O ministro das Relações Exteriores de Israel, Avigdor Lieberman, anunciou nesta segunda-feira que o seu partido estava abandonando a coligação com o Likud, legenda do primeiro-ministro Benjamin Netanyahu, dizendo que as diferenças sobre como enfrentar o grupo palestino Hamas haviam contribuído para a dissolução da aliança.

REUTERS

07 de julho de 2014 | 12h42

Lieberman disse que seu partido, o Yisrael Beitenu - que favorece uma posição mais dura em relação ao grupo islâmico baseado em Gaza, envolvido em uma luta diária com Israel na fronteira -, permaneceria na coalizão de governo de Netanyahu, apesar do rompimento com o Likud.

"As diferenças entre mim e o primeiro-ministro ultimamente se tornaram substanciais e fundamentais", disse Lieberman em uma entrevista coletiva.

Destacar suas diferenças com Netanyahu poderia ser uma tentativa de Lieberman de se posicionar mais à direita do líder conservador e reconquistar os eleitores que se afastaram de sua legenda e se uniram ao partido ultranacionalista judaico de Naftali Bennett.

Conhecido por seu estilo contundente e crítico das negociações de paz entre israelenses e palestinos, agora interrompidas, Lieberman pediu recentemente uma grande ofensiva contra o grupo palestino Hamas na Faixa de Gaza.

As disputas na fronteira se intensificaram nas últimas semanas, com os militantes lançando ataques com foguetes, e Israel realizando ataques aéreos.

"Uma situação em que um grupo terrorista tem centenas de foguetes que pode decidir usar a qualquer momento é intolerável", disse Lieberman. "Houve sugestões para esperarmos... mas eu não sei o que estamos esperando."

Netanyahu advertiu contra movimentos militares precipitados.
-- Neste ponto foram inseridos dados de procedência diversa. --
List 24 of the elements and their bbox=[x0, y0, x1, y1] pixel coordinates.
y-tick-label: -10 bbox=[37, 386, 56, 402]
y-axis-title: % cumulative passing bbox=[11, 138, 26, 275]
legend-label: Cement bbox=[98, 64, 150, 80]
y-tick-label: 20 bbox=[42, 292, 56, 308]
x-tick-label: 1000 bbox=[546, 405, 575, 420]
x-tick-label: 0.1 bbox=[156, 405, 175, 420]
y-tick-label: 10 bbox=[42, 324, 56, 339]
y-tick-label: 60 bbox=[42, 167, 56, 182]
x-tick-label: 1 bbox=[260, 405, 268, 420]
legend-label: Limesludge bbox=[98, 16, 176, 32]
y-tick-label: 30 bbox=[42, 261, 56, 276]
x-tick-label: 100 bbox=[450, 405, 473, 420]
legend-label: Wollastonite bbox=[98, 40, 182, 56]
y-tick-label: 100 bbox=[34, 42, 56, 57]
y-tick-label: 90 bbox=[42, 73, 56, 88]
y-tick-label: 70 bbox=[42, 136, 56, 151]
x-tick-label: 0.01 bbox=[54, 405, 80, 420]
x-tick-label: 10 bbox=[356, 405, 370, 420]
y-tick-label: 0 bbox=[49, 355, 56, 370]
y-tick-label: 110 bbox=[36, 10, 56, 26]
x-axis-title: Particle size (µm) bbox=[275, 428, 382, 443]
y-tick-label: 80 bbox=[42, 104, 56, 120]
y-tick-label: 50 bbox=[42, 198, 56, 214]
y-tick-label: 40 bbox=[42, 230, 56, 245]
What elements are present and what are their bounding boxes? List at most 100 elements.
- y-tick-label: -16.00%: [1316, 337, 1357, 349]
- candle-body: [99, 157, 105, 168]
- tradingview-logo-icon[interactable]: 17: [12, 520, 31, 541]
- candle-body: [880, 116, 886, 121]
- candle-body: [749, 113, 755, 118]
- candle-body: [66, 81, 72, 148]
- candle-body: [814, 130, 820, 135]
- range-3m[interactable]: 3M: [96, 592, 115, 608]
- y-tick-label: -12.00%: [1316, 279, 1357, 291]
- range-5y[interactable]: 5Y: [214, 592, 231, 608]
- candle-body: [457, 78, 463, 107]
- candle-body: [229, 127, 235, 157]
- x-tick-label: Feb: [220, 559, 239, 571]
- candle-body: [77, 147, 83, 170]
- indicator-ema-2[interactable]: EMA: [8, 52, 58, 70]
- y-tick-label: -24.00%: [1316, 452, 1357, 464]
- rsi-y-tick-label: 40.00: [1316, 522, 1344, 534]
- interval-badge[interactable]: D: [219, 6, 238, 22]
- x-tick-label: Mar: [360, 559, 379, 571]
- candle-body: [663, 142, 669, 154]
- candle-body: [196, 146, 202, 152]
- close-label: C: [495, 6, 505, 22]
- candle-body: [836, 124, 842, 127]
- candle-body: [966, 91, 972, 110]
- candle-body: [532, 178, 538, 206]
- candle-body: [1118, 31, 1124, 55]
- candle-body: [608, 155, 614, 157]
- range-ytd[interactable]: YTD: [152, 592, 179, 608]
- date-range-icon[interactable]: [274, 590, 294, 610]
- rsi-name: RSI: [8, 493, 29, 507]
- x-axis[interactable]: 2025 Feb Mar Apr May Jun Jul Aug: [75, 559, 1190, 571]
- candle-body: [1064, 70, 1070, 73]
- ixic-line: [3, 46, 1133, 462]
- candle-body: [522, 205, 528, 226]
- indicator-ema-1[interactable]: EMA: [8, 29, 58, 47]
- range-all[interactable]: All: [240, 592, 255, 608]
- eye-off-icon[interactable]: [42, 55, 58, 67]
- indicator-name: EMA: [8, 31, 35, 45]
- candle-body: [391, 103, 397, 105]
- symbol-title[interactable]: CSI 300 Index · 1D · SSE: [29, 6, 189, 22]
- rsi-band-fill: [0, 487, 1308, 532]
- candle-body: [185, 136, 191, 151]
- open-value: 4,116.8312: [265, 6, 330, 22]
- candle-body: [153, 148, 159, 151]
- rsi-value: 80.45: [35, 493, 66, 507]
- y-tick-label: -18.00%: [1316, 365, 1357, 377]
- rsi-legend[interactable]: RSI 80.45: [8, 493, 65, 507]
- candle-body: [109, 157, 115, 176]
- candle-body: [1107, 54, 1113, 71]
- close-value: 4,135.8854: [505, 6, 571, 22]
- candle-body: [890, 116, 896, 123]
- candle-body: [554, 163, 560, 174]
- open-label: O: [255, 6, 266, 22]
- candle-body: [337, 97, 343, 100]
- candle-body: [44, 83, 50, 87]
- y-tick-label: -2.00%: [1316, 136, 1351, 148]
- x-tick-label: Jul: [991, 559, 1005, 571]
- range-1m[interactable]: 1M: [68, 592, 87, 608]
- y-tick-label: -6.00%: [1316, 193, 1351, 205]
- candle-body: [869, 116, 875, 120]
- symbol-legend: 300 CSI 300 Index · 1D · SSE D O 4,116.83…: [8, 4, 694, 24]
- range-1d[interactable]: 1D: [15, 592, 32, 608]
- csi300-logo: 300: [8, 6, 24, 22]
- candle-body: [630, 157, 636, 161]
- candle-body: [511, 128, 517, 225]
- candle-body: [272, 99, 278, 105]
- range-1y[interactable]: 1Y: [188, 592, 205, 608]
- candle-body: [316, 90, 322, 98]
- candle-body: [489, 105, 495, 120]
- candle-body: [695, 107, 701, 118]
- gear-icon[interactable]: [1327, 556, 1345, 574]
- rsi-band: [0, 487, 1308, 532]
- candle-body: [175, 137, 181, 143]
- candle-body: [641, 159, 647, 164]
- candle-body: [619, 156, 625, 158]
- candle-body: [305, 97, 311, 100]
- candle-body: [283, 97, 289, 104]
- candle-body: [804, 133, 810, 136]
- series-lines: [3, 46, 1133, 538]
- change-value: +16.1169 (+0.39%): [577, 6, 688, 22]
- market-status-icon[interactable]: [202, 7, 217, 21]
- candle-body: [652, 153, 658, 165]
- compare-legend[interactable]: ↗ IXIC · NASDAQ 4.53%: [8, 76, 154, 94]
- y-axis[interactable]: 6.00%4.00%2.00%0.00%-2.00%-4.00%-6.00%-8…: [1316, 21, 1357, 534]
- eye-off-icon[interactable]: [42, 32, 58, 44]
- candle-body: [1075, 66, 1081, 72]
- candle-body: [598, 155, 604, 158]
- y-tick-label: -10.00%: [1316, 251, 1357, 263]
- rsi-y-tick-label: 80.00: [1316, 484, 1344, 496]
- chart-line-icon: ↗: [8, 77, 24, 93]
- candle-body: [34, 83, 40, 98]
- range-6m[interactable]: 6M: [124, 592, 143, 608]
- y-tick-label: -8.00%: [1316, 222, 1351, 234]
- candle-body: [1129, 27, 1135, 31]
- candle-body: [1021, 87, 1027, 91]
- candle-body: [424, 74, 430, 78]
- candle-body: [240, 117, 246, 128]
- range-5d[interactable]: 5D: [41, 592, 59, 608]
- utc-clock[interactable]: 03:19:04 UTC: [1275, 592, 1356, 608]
Fontes políticas afirmam que Lieberman e Netanyahu tiveram uma discussão durante uma reunião de gabinete no domingo sobre como confrontar o Hamas.

Na coletiva de imprensa, Lieberman reconheceu que houve um "debate acalorado", mas não deu detalhes.

Yisrael Beitenu e o Likud se uniram para compor uma lista de candidatos nas eleições gerais de 2013, em uma tentativa de garantir um bloco conservador dominante, mas ganharam menos votos do que o previsto.

"A verdade é que essa aliança não funcionou na eleição ou depois", disse Lieberman, acrescentando que continuaria a ser um "leal parceiro de coalizão".

Netanyahu lidera uma coalizão fragmentada com partidos ultranacionalistas e centristas que diferem amplamente sobre os assentamentos israelenses em terras que os palestinos querem para um Estado, e também sobre as liberdades civis e questões religiosas.